Self-Management of Chronic Fatigue Syndrome in adolescents, by Katherine Rowe, Amanda Apple and Fiona McDonald in Paediatric Neurology [Working Title] Published online: February 28th 2020 [DOI: 10.5772/intechopen.91413]
Book chapter abstract:
Chronic fatigue syndrome (CFS) or myalgic encephalomyelitis/chronic fatigue syndrome (ME/CFS) is a condition of unknown aetiology that commonly follows an infection. There are no known predictors for recovery or established treatments.

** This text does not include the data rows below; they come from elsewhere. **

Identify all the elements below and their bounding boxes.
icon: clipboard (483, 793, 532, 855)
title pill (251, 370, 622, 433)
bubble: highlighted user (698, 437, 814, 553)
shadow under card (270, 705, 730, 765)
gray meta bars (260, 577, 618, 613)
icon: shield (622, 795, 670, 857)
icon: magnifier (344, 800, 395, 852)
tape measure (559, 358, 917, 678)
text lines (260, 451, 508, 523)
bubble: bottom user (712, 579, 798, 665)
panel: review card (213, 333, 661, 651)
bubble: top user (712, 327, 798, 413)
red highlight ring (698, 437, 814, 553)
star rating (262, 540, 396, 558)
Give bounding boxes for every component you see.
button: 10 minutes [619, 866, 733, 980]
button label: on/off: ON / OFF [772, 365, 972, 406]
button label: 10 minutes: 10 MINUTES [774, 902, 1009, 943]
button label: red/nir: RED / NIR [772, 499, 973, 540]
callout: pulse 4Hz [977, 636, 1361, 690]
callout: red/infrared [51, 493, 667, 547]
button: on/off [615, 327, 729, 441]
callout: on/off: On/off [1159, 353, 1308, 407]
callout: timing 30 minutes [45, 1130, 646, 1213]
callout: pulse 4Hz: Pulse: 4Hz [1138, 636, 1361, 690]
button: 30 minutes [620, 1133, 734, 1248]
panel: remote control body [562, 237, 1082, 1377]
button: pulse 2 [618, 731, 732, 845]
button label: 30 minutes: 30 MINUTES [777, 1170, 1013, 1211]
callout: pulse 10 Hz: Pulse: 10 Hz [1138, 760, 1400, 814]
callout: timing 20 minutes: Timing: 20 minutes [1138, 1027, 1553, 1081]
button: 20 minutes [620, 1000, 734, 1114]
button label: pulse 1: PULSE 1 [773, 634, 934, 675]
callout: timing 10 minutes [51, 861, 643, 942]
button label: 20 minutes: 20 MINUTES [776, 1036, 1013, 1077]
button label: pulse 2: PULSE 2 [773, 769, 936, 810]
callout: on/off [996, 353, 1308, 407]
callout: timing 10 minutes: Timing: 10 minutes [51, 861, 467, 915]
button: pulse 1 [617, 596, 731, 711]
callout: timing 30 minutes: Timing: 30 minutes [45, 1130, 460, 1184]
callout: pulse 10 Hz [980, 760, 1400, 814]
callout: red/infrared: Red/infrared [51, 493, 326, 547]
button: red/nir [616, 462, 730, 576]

At the Royal Children’s Hospital (RCH) in Melbourne, Australia, the majority of young people with CFS are provided with symptom management and lifestyle guidance in an outpatient setting. However, for some, educational or social issues preclude progress and for those who request this assistance, since 2012, the Victorian Paediatric Rehabilitation Service has offered an Intensive Self-Management Program.
For this program, participants engage in both group and individual sessions, attending 3 days per week for 4 weeks in small groups of 3–4. Interdisciplinary input is from Occupational Therapy, Physiotherapy, Education and Psychology to assist with goal setting and strategies. Outcome measures are obtained at initial assessment, 6 weeks and 6 months post-program. Support is offered for 12 months post-program.
For both the outpatient program and the intensive program the outcomes and feedback from patient and family has influenced the approach and focus. This chapter outlines the current approach and how it has evolved over time.